Lalu, bagaimana menjawab pertanyaan itu?. Tentu saja dengan memahami aturan-aturan
berfilsafat itu sendiri: berfikir radikal (mengakar), sistematis dan logis.
Soal produk pemikiran yang berbeda itu adalah hal biasa dan sangat dihargai
dalam filsafat. Bukti atas realitas tersebut adalah beragamnya aliran dalam
filsafat yang juga disebabkan oleh situasi dan kondisi yang berbeda-beda pula.
Sampai di sini produk pemikiran yang dianggap ‘kontroversial’ itu seharusnya
sudah bisa didudukkan sebagai hasil berfikir yang sangat mungkin berbeda dengan
apa yang barangkali telah mapan menjadi keyakinan kita. Kita boleh melakukan
kritik atasnya. Yang terpenting menerima pendapat dengan alasan, menolakpun
dengan alasan, atau melakukan sintesis atas apa yang bertolak belakang, dengan
usulan dan pandangan yang rasional dan logis pula. Boleh saja tidak setuju
dengan pemikiran filsafat, tapi tidak boleh berfikir secara tidak benar,
apalagi mengambil kesimpulan-kesimpulan
dalam pengaruh emosi. Sesuatu yang dalam filsafat Islam disebut berfikir dan
bertindak atas dorongan amarah (Al-Quwwah Al-Ghadabiyyah). Dalam
filsafat, akal harus tetap memimpin dan mendominasi jiwa manusia.
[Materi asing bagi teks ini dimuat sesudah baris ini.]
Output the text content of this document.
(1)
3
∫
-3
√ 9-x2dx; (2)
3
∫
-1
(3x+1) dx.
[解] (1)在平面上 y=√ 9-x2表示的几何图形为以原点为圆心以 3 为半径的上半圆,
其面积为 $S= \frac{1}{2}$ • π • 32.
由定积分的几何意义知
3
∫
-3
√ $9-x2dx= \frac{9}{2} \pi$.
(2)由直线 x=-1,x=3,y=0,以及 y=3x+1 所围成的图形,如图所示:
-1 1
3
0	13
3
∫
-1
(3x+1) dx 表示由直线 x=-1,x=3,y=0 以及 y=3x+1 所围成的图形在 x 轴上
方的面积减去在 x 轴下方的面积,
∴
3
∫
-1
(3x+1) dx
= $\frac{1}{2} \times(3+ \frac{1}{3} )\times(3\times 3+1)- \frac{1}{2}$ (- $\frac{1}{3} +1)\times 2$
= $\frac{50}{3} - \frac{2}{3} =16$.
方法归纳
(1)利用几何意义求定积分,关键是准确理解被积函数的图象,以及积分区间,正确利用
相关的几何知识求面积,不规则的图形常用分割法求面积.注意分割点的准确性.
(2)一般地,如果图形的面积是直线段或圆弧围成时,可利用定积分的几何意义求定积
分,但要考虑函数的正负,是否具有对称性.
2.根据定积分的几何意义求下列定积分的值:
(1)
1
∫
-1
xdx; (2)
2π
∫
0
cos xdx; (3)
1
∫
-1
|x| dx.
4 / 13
Selain soal beragamnya pemikiran filsafat, ada aspek kronologis yang
harus dipahami, yaitu ide-ide dan pemikiran filsafat yang berkembang secara
dinamis. Ketika ia masuk dalam tradisi keagamaan tertentu. Ia tidak diterima
begitu saja. Ada proses dan penyesuaian-penyesuaian. Dalam tradisi Islam kita
tahu bagaimana Al-Kindi (786-809 M) berusaha keras untuk memodifikasi teori
gerak Aristoteles di atas agar sejalan dengan prinsip-prinsip ketauhidan dalam
agama Islam. Seperti diketahui, teori gerak Aristoteles membuat satu diktum
yang cukup meyakinkan tentang gerakan alam raya yang disebabkan oleh gerak-gerak
lainnya. Sebagai contoh saja, misalnya, gerak bertumbuh tanaman disebabkan
biji, biji menyebabkan tunas, tunas menyebabkan batang, batang menyebabkan
dahan, dahan menyebabkan tangkai, tangkai menyebabkan daun, daun menyebabkan
bunga, bunga menjadikan buah, dari buah kembali lagi menjadi biji. Menurutnya,
gerakan semacam ini tidak berujung (tasalsul), sehingga harus ada
penggerak yang menggerakkan, itulah penggerak utama, yaitu Tuhan. Pendapat ini
kemudian dikritik oleh Al-Kindi, bahwa Tuhan tidak bisa dimaknai hanya sebagai
penggerak secara mekanis. Ia adalah yang menjadi tempat bergantung, tempat
meminta dan mendengar permintaan dan doa-doa. Ada hubungan antara pencipta dan
yang diciptakan. Tuhan bukan pula sebab utama dalam gerakan-gerakan, tetapi
menjadi sebab dalam setiap gerakan. Jadinya biji, tunas, batang, dahan,
tangkai, daun bunga dan buah, semuanya adalah disebabkan oleh Tuhan. Pada titik
ini kita harus mengakui bahwa filsafat menjadi argumen penting yang tidak hanya
dogmatis, tetapi juga rasional. Rasionalitas inilah yang sebenarnya menjadi
pembuka jalan diskusi bagi terhubungnya filsafat, agama dan ilmu pengetahuan.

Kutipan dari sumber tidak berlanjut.